You were too quick to accept the correction concerning the factor
(-1)^(j+k) which I made yesterday to your "educational" adj function. It
turns out you need it in case n = size(A,1) is even but not if n is odd.
The OP's case was odd and the factor would then be incorrect, so I jumped
to the erroneous conclusion that it should never be used. Doh! for me
too.

Roger Stafford

[Greg von Winckel]

Third time's a charm:

function B=adj(A)

n=size(A,1); d=1:n-1;
B=zeros(n); c=2*mod(size(A,1),2)-1;

AA=[A,A;A,A]';

for j=1:n
for k=1:n

B(j,k)=c^(j+k)*det(AA(j+d,k+d));
end
end

[Joe]

It is a one liner!!
adjunct_A=inv(A)*det(A)

Reasoning:
inv(A)=adjunct(A)/det(A)

enjoy.
Joe


"David Scott" <ded...@gmail.com> wrote in message <ef43d...@webcrossing.raydaftYaTP>...

[Nasser M. Abbasi]

On 6/18/2012 8:40 PM, Joe wrote:
> It is a one liner!!
> adjunct_A=inv(A)*det(A)
>
> Reasoning:
> inv(A)=adjunct(A)/det(A)
>
> enjoy.
> Joe
>

This above does not work if det(A)=0

-------------------
A=[2 2;
2 2]

inv(A)*det(A)
Warning: Matrix is singular to working precision.

ans =

NaN NaN
NaN NaN
---------------------

However, the Adjunct of A is defined even for singular matix as
this, and it is

2 -2
-2 2

fyi, Mathematica has a Cofactor function that allows
finding the cofactor for each matrix element. Then one
simply transposes the result to obtain the adjunct matrix

----------------------------
<<"Combinatorica`"
mat={{2,2},{2,2}}
cof=Table[Cofactor[mat,{i,j}],{i,2},{j,2}];
adjunct=Transpose[cof]

Out[9]= {{2, -2},
{-2, 2}}
------------------

It can be used on symbolic matrices ofcourse

-------------------

mat ={ {a, b},
{c, d} };

cof = Table[Cofactor[mat,{i,j}],{i,2},{j,2}];
adjunct = Transpose[cof]

Out[18]= {{d, -b},
{-c, a}}

------------------------

There has been some discussion on this sometime ago here I
remember.

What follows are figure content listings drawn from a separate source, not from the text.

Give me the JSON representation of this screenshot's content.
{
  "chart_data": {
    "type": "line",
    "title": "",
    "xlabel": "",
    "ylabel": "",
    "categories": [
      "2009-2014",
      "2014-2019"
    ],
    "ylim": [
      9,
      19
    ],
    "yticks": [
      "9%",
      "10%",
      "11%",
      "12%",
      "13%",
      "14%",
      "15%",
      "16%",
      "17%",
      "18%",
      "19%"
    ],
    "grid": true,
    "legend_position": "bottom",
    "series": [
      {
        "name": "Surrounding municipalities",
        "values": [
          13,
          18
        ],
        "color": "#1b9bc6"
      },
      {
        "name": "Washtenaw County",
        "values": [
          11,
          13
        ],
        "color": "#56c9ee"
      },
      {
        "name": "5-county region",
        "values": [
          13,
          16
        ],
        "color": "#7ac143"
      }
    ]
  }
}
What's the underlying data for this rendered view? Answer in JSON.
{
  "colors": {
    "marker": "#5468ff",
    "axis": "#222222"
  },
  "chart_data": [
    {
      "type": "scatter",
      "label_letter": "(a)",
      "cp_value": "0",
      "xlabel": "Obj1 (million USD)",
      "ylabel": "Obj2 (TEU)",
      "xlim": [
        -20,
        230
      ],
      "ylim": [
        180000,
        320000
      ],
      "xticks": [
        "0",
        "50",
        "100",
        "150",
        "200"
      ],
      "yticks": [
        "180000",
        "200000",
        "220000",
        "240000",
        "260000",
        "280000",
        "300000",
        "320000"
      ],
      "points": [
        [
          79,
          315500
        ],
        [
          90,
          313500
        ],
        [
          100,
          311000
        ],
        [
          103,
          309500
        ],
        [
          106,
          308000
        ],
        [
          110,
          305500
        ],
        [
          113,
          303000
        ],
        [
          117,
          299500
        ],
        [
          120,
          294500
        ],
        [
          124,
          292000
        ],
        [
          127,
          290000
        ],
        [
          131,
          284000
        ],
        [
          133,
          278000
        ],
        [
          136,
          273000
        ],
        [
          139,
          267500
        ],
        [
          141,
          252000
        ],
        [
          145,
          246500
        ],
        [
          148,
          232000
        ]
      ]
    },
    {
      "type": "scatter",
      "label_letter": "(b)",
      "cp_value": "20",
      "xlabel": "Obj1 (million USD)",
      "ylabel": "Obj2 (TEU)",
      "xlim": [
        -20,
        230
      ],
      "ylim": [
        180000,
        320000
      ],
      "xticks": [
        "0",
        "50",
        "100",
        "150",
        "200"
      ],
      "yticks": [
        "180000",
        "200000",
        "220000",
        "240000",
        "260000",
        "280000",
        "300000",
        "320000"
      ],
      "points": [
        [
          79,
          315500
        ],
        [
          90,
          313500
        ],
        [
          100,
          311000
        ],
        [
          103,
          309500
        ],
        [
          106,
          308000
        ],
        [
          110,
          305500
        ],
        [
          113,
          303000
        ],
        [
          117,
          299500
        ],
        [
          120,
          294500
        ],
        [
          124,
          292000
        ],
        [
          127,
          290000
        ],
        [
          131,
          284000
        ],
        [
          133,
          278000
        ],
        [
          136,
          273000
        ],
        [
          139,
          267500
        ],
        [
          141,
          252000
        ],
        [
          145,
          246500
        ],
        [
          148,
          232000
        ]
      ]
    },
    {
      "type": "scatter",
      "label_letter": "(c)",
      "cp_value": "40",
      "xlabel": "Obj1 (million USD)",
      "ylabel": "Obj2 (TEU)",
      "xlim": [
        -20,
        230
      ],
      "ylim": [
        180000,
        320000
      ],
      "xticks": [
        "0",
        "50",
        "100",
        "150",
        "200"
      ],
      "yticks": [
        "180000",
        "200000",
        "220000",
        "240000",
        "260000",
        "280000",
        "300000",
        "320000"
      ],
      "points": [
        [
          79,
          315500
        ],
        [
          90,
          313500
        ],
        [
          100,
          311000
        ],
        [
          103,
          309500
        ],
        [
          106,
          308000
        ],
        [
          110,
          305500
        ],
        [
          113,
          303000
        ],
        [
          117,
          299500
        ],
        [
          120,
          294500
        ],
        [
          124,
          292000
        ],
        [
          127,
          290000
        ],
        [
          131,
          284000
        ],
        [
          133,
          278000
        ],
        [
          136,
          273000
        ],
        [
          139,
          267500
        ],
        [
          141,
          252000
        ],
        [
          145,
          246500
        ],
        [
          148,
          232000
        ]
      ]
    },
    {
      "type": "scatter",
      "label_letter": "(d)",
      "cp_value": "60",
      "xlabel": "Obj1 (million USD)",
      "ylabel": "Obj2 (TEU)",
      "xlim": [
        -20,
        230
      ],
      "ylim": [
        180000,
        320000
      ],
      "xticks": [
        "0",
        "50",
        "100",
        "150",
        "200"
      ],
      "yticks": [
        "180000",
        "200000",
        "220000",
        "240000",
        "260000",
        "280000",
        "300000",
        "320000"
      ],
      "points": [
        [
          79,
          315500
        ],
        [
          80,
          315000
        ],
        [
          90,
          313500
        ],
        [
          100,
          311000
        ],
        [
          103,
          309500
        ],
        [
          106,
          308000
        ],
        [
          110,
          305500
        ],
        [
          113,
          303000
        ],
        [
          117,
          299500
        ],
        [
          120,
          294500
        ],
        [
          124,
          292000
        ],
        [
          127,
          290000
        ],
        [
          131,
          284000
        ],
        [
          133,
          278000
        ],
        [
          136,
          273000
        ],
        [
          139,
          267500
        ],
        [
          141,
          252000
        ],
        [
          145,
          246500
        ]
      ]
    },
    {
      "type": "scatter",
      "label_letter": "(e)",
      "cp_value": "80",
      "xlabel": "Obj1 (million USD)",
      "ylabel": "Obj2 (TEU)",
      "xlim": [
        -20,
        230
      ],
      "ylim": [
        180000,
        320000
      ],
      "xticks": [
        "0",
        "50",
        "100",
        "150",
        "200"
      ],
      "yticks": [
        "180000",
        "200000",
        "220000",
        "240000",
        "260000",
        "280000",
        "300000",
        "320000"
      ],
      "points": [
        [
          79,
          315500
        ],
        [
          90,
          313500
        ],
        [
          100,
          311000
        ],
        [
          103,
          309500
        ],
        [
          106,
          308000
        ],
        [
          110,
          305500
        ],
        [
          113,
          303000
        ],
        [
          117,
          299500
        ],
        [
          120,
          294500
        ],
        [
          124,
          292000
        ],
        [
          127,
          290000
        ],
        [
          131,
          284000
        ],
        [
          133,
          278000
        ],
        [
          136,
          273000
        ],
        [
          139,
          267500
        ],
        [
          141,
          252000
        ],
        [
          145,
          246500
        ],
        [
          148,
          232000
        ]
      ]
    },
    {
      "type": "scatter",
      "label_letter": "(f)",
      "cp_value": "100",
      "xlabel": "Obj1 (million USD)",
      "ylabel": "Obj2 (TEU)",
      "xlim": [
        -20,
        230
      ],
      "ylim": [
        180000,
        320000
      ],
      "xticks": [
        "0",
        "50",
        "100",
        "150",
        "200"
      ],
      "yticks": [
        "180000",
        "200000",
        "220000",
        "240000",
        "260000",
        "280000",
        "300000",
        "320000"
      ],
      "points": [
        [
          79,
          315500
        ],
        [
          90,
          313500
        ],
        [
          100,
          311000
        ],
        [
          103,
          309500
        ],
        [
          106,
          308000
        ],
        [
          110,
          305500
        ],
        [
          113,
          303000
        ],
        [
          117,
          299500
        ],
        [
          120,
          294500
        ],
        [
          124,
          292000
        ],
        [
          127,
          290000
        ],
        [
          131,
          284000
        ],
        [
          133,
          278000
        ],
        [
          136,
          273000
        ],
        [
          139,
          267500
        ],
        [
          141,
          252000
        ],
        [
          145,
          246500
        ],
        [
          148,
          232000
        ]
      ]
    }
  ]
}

I think something on Matlab file exchange can do this.
may be OP can google it.

--Nasser

[Matt J]

"Nasser M. Abbasi" <n...@12000.org> wrote in message <jroo5a$tr0$1...@speranza.aioe.org>...

>
> This above does not work if det(A)=0
>
> -------------------
> A=[2 2;
> 2 2]

===============


How about this? Too painful for large matrices? I wonder if that can be avoided, and if one would even want the adjunct for large A.


>> c=poly(A); adjunct_A=-polyvalm(c(1:end-1),A)

adjunct_A =

2 -2
-2 2